Here’s a quick history of how OOP came to be. I’ll skip over the early stages of analog computing and assembly language and start with programming languages that can run on any computer architecture, highlighting key milestones along the way.

Post-WWII, mainframe computers were mostly used for scientific and business computations. Minicomputers arrived in the 1960s, but they were still primarily employed in the professional sector. Apps as we know them didn’t exist until the rise of personal computers in the 1970s. Almost in parallel, object-oriented languages became mainstream and now dominate the mobile app development universe.

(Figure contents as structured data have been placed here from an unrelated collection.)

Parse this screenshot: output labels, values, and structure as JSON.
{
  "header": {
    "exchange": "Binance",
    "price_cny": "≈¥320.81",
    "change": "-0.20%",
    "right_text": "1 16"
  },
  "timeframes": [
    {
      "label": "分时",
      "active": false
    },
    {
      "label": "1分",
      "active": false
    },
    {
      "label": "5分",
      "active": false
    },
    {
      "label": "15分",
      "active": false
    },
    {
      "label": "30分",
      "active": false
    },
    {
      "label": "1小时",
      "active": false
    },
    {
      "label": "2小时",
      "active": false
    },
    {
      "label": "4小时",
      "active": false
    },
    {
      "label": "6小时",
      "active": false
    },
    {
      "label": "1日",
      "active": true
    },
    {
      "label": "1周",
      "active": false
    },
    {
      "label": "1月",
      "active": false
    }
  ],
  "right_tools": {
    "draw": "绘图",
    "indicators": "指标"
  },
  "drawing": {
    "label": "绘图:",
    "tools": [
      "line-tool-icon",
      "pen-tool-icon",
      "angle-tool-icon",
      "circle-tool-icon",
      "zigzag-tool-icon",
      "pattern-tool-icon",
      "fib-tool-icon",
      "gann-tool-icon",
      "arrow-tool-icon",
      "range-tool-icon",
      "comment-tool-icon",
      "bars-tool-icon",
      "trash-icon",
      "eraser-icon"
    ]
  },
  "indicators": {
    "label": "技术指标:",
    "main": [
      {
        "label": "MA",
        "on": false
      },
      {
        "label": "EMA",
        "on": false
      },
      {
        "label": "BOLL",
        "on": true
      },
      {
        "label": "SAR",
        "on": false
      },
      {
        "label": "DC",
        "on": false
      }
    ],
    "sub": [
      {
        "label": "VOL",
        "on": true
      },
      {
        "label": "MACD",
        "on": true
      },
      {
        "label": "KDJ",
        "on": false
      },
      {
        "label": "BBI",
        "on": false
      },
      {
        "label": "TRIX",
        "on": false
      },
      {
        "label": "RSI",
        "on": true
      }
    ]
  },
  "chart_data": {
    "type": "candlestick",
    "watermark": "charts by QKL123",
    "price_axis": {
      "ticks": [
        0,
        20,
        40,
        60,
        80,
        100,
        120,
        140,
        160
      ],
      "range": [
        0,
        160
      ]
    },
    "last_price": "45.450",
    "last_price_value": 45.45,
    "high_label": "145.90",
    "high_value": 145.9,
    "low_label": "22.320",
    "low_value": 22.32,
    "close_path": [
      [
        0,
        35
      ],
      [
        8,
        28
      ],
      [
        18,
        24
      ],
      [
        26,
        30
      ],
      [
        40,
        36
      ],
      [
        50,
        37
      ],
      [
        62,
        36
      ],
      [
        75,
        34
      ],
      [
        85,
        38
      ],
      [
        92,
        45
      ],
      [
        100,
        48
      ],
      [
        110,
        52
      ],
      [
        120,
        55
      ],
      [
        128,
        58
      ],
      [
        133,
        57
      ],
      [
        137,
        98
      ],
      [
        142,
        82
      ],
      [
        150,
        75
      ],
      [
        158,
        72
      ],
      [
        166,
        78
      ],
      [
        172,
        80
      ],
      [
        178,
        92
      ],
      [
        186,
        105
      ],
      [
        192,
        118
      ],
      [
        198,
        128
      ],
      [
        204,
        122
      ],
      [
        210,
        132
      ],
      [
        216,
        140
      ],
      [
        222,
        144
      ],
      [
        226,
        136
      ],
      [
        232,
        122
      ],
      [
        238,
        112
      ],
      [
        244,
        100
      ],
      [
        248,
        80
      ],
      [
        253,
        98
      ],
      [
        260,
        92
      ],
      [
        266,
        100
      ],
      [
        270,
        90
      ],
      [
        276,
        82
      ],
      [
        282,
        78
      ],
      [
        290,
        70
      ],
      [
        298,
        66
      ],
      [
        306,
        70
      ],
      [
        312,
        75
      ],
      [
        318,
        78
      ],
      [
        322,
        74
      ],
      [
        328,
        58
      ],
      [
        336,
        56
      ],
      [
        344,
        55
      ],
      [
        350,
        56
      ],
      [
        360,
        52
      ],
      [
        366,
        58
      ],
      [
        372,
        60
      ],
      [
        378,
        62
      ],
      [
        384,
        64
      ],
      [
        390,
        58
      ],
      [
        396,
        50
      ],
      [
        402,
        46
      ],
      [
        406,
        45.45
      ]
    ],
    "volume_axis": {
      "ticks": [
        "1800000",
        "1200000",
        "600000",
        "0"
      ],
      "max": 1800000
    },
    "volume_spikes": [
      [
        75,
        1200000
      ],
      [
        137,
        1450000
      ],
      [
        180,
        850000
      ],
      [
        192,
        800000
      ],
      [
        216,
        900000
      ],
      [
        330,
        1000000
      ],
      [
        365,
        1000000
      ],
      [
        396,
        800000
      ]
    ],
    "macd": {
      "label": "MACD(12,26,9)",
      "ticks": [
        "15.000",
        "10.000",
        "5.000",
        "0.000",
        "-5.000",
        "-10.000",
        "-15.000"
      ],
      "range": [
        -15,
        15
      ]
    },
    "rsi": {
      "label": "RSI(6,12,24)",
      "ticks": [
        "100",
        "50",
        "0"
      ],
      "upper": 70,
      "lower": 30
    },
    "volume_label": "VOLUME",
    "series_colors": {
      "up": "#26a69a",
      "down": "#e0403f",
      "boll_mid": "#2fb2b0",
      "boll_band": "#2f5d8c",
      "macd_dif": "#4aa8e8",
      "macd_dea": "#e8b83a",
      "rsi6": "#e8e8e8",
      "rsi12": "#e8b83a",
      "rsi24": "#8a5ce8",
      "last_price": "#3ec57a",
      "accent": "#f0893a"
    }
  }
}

Around the middle of the 20th century, academic and industrial research groups began to develop programming languages for mainframe computers. IBM created Fortran for scientific computation, and a consortium created COBOL for business use. Both are still widely used. Originally developed as procedural programming languages, both eventually acquired object-oriented features.

In 1972, Bell Labs developed the C programming language to write utilities for the Unix operating system of the PDP-11 minicomputer and subsequently used it to rewrite the Unix kernel. C is a procedural programming language, but it’s the foundation for object-oriented languages like Objective-C, C++, C#, Java, Python, Ruby (via Perl) and Swift.

Kotlin’s predecessors include Java and C#. Objective-C and Ruby also inherited from Smalltalk — one of the first object-oriented languages, developed for educational use at Xerox PARC in the 1970s. Smalltalk used ideas from Simula, developed in the 1960s at the Norwegian Computing Center.

Why Should You Learn Object-Oriented Programming?

Object-oriented programming (OOP) has deep roots in computing history, standing almost shoulder-to-shoulder with procedural programming. The mainstream adoption of OOP languages coincided with the personal computer revolution in the 1970s, shaping the foundation for modern apps.